Climate Change
Carbon dioxide emissions and climate change rank near the top of the public policy agenda for policymakers in Washington and Michigan and the rest of the country.
The Coalition supports common sense federal legislation to reduce emissions of carbon dioxide (CO2) and other greenhouse gases. Such legislation would bring certainty to energy producers, job providers and business and residential customers. The Coalition is working with Michigan policymakers and the members of Michigan’s congressional delegation to protect the state’s families and businesses from a federal regulatory scheme that would impose high – and unnecessary costs – on the state’s electric customers. We believe federal climate change legislation should:
- Create a cap-and-trade system to reduce emissions over time.
- Provide affected industries with all or most of their required emissions allowances in a cost-free allocation in the first decade of the program while they make the transition to low- and no-carbon technologies.
- Establish reduction targets and deadlines that allow for the cost-effective development and deployment of new technologies to reduce greenhouse gas emissions.
- Provide full credit for actions that offset carbon emissions and full credit for emission reductions already achieved. Activities that offset carbon emissions include large-scale tree-planting initiatives and methane recovery from landfills.
Cap and Trade: An Overview
Cap-and-trade is a proven strategy to reduce emissions. The cap is a maximum emission level for an industry. That cap is set and then lowered over time for each company within an industry. The quantity of emissions allowed is the amount below the cap. These are allowances.
Companies that can reduce emissions to a point that’s less than their cap have excess emission allowances. These allowances may be sold to another company--one that hasn’t made as much progress in reducing emissions and is still exceeding its cap, or a company for which the cost of reduction action may be prohibitively expensive. That’s the trade. Either way, emissions are reduced while the overall cost of meeting the requirements also is reduced.

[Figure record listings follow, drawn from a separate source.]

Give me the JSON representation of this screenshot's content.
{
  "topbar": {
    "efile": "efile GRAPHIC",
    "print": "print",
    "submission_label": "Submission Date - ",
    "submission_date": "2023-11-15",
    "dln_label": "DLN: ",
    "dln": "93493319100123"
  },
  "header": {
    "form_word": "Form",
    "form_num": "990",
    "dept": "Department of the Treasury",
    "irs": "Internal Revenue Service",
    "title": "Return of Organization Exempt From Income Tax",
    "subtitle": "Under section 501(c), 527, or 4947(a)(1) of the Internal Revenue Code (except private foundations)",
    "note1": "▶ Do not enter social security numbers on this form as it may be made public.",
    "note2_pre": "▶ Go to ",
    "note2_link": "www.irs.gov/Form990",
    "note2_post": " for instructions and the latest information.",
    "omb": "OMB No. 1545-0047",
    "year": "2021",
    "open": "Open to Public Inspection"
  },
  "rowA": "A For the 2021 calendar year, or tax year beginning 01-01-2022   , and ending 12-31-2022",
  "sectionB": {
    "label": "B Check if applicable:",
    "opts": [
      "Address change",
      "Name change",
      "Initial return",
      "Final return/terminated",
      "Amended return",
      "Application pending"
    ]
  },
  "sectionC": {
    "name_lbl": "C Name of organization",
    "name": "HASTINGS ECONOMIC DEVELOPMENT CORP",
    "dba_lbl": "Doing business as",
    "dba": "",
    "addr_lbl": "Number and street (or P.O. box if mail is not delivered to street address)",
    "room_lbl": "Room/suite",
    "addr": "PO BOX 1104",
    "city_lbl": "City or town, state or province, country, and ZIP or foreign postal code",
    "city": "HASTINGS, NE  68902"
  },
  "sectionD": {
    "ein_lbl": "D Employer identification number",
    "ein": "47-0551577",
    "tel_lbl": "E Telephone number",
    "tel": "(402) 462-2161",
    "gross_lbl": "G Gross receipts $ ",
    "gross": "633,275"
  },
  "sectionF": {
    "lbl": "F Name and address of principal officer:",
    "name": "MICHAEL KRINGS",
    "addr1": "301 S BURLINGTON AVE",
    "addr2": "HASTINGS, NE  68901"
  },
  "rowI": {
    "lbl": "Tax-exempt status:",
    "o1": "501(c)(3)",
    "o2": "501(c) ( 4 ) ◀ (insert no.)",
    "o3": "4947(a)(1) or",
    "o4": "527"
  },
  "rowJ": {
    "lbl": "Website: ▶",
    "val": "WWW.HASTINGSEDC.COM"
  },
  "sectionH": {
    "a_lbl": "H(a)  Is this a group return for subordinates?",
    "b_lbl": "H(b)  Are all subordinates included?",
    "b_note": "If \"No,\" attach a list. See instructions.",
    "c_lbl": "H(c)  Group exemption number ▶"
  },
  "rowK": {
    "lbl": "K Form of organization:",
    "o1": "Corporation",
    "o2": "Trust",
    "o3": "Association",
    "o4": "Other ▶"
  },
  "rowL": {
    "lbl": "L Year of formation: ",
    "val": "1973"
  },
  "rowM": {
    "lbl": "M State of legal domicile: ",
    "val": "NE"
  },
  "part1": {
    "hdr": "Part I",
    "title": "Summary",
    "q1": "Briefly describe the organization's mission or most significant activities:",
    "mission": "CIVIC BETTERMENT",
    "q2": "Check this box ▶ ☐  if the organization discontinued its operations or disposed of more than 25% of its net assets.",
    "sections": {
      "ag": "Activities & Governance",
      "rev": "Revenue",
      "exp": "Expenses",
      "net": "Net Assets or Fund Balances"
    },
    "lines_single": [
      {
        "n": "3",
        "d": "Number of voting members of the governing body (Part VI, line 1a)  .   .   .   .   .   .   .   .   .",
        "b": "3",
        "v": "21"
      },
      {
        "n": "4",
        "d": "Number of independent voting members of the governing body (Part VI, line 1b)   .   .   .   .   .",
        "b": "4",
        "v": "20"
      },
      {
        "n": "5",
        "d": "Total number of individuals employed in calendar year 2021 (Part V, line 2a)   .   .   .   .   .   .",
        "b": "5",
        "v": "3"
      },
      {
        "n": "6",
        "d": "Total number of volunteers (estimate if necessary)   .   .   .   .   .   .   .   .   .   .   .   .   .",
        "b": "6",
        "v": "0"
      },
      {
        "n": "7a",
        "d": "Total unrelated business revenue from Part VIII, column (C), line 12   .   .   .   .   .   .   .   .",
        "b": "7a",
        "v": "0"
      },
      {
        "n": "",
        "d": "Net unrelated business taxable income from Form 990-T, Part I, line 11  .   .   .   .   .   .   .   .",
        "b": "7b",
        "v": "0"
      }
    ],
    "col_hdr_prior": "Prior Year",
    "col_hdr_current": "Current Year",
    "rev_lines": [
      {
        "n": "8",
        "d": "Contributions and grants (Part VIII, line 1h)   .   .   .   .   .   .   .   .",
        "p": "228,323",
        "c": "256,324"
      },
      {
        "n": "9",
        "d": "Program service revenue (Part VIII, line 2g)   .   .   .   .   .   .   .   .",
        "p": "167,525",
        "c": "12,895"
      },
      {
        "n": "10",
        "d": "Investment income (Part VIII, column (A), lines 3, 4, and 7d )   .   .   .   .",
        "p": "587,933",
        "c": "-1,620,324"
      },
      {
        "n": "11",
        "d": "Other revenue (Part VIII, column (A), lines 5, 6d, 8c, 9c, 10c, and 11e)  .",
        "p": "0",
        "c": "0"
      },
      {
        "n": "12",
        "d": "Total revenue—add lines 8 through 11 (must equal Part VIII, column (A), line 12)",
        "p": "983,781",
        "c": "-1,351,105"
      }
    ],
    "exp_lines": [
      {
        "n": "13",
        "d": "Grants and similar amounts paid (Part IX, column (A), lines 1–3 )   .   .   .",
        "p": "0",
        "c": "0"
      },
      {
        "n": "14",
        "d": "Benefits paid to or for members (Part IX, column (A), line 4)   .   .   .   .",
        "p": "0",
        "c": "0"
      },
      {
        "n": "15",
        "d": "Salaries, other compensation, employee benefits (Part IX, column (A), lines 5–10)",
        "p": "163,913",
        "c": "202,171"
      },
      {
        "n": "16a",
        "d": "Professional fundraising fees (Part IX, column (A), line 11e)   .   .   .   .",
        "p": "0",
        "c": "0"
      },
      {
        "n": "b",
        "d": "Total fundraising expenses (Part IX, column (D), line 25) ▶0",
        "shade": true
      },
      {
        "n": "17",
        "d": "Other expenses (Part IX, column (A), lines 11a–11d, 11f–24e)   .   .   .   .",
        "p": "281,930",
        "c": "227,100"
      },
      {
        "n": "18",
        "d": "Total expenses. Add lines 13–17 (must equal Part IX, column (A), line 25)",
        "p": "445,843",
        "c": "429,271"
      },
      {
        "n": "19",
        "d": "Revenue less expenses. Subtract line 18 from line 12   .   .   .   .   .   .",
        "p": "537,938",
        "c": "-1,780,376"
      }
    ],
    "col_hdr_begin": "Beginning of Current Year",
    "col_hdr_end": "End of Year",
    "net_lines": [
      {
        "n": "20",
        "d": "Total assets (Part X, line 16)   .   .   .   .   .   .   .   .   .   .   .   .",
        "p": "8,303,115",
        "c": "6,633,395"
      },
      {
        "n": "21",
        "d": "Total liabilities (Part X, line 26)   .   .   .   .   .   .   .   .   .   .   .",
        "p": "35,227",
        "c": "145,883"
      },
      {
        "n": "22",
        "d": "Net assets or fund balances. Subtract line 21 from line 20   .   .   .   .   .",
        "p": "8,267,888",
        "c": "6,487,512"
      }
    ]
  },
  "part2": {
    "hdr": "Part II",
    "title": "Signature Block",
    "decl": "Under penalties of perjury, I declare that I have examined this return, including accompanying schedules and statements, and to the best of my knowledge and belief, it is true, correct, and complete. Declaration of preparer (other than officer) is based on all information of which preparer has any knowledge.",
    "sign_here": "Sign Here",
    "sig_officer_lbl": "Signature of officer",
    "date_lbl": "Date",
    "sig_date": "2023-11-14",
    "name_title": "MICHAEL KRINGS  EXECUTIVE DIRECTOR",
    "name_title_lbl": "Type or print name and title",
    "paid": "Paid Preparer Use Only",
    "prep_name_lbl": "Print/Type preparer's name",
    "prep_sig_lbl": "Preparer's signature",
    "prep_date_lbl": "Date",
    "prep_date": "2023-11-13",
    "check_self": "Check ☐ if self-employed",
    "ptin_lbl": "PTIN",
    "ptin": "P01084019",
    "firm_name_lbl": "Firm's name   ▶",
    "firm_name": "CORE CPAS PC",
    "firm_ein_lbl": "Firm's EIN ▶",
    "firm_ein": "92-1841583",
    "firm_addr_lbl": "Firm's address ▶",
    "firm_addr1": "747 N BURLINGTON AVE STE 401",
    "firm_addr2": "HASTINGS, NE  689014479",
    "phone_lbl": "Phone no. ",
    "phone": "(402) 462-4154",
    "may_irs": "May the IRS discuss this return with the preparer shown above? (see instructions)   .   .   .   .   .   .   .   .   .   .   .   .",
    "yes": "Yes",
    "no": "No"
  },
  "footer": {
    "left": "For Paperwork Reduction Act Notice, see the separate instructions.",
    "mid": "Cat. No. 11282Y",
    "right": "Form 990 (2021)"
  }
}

Under the wrong kind of cap-and-trade mechanism, industrial states, such as Michigan, that currently generate most of their electricity with coal will be penalized and have to pay large amounts for the allowances they need. That means customers in Michigan and other industrial states will end up paying sharply higher electric bills. States on the East and West coasts rely far less on coal, meaning a much lighter financial impact on their customers. The bottom line is customers in Michigan, and other Midwest states, could end up paying far more for their power and all the dollars from that hidden “energy tax” would go to Washington. The sad part is this high hidden energy tax wouldn’t produce any noticeable environmental benefit.
Say "No" to an auction for allowances
Some policymakers favor an approach that would require utilities and other companies that emit carbon dioxide to buy all of their required allowances from a government pool in an auction. This would force businesses that produce energy or use large amounts of fossil fuels to spend billions of dollars on the allowances they need just to stay in business and serve their customers. This approach wouldn’t help the environment. It would just send billions of dollars to Washington each year. Business and customers would be pay for the allowances, then incur additional costs to buy and install the technologies to reduce their emissions.
These illustrations explain the drastic financial implications of such an auction and the reduced impact of an allocation structure on Michigan residents.
Support a cost-free distribution of allowances
To avoid an additional increase in electricity rates for residential, commercial and industrial customers, Congress should support a policy that provides electricity generators and other GHG emitters with allowances without cost for a sufficient period of time to enable them to equip their facilities with proven emission-reduction technologies.
Utility customers would benefit from that public policy approach because the allocation of emissions allowances would help hold down electric prices.